森の泉で出会った不思議な女性メリザンド、彼女を娶ったゴロー、ゴローの弟ペレアスを巡る、美しくも哀しい恋の物語。
印象主義の作曲家ドビュッシーが手がけた唯一のオペラであり、オペラ史に燦然と輝く傑作を、オペラパレスでついに初上演する。
指揮をする大野和士オペラ芸術監督に、作品の魅力についてうかがった。
インタビュアー◎井内美香(音楽ライター)
ジ・アトレ 2022年4月号より
観念ではなく感性で表現 象徴派の影響を受けたドビュッシーとメーテルリンクとの出会い
―今年7月にはいよいよ、ドビュッシー『ペレアスとメリザンド』を指揮されます。このオペラをどのように捉えていらっしゃいますか?
大野 若い頃のドビュッシーは熱狂的なワーグナー愛好者でした。彼が一番好きだった作品は『トリスタンとイゾルデ』です。その後、バイロイト音楽祭に行ったことにより、かえって彼のワーグナー熱は冷めてしまいました。ただ『トリスタンとイゾルデ』の原体験があったからこそ、内容はかなり違いますが、同じように人間の相克、三角関係を描いた『ペレアスとメリザンド』が生まれたと言っていいと思います。『ペレアスとメリザンド』の中にも、ライトモティーフ的なものは使われています。登場人物ごとのモティーフ、それからさまざまな状況に合わせて出てくる〈水のモティーフ〉。ゴローが嫉妬する時のモティーフ。しかしそれらは、ワーグナーの使い方とは違い、オペラの中で様々に形を変えていきます。
―『ペレアスとメリザンド』はメーテルリンクの戯曲を台本として使っています。この後に初演されるR.シュトラウスの『サロメ』などと同じく〈文学オペラ〉という側面がありますね。

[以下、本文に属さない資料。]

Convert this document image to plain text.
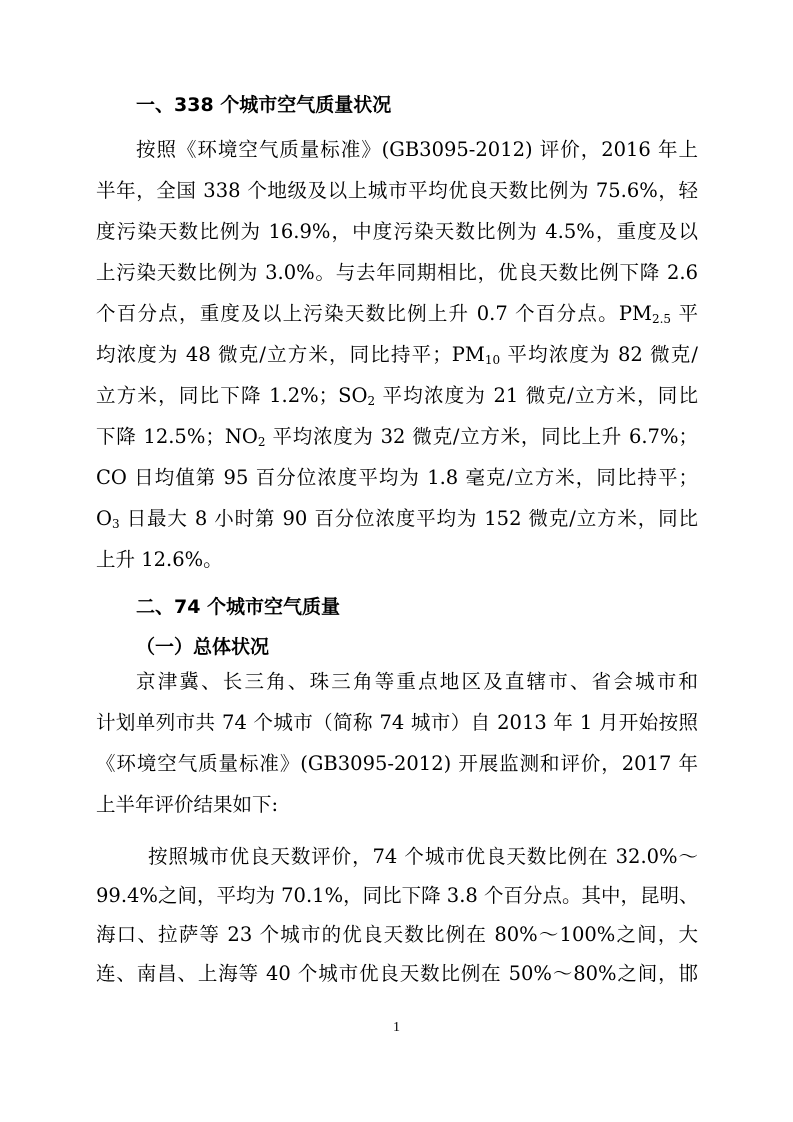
一、338 个城市空气质量状况
按照《环境空气质量标准》(GB3095-2012) 评价，2016 年上
半年，全国 338 个地级及以上城市平均优良天数比例为 75.6%，轻
度污染天数比例为 16.9%，中度污染天数比例为 4.5%，重度及以
上污染天数比例为 3.0%。与去年同期相比，优良天数比例下降 2.6
个百分点，重度及以上污染天数比例上升 0.7 个百分点。$PM_{2.5}$ 平
均浓度为 48 微克/立方米，同比持平；$PM_{10}$ 平均浓度为 82 微克/
立方米，同比下降 1.2%；$SO_2$ 平均浓度为 21 微克/立方米，同比
下降 12.5%；$NO_2$ 平均浓度为 32 微克/立方米，同比上升 6.7%；
CO 日均值第 95 百分位浓度平均为 1.8 毫克/立方米，同比持平；
$O_3$ 日最大 8 小时第 90 百分位浓度平均为 152 微克/立方米，同比
上升 12.6%。
二、74 个城市空气质量
（一）总体状况
京津冀、长三角、珠三角等重点地区及直辖市、省会城市和
计划单列市共 74 个城市（简称 74 城市）自 2013 年 1 月开始按照
《环境空气质量标准》(GB3095-2012) 开展监测和评价，2017 年
上半年评价结果如下:
按照城市优良天数评价，74 个城市优良天数比例在 32.0%～
99.4%之间，平均为 70.1%，同比下降 3.8 个百分点。其中，昆明、
海口、拉萨等 23 个城市的优良天数比例在 80%～100%之间，大
连、南昌、上海等 40 个城市优良天数比例在 50%～80%之间，邯
1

大野 メーテルリンクとドビュッシーが出会ったのは詩人のマラルメがパリで主催していた『火曜会』でした。この集まりにはヴェルレーヌ、ドガ、ルドンなど当時の名だたる芸術家が招かれていましたが、若きドビュッシーもその輪の中にいたのです。象徴派の芸術家達が集まる『火曜会』は、ドビュッシーがフランス的なものに回帰していく過程に大きな影響を与えました。それは音楽の制作において、観念ではなく感性で表現することへの変化でもありました。詩と文学は全て音楽からきており、音楽はなんら具体性を示さなくても音楽の役割を果たすことができる。これが究極の芸術であるということが象徴派の詩人たちの中で言われており、その影響を受けたドビュッシーのオペラの概念も変化していきます。具体的な背景を持った物語ではなく、世界のどこかの国の、いつとは知れぬ時に、そこはかとない登場人物たちがいて、何も起こらなくてもかまわない。ドビュッシーがそのようなオペラを書こうと考え出した時に、現れたのがメーテルリンクだったのです。『ペレアスとメリザンド』の冒頭部分、ゴローが森の中の泉のほとりで最初にメリザンドを見つけるところで、彼が「あなたはどこから来たのです?」と尋ねても、メリザンドは「わたしに触れないで、わたしに触れないで」と繰り返すだけです。ゴローは妻を亡くした後で、この不思議な女性が現れ、あまりにもきれいな人だったので彼女に恋をしてしまい連れて帰りますが、彼女がいつどこで生まれた誰なのかは分からないままです。何となく、そこに浮遊しているメリザンドがいて、彼女に恋をするのだけれど、ゴローの問いかけは拒否されてしまう。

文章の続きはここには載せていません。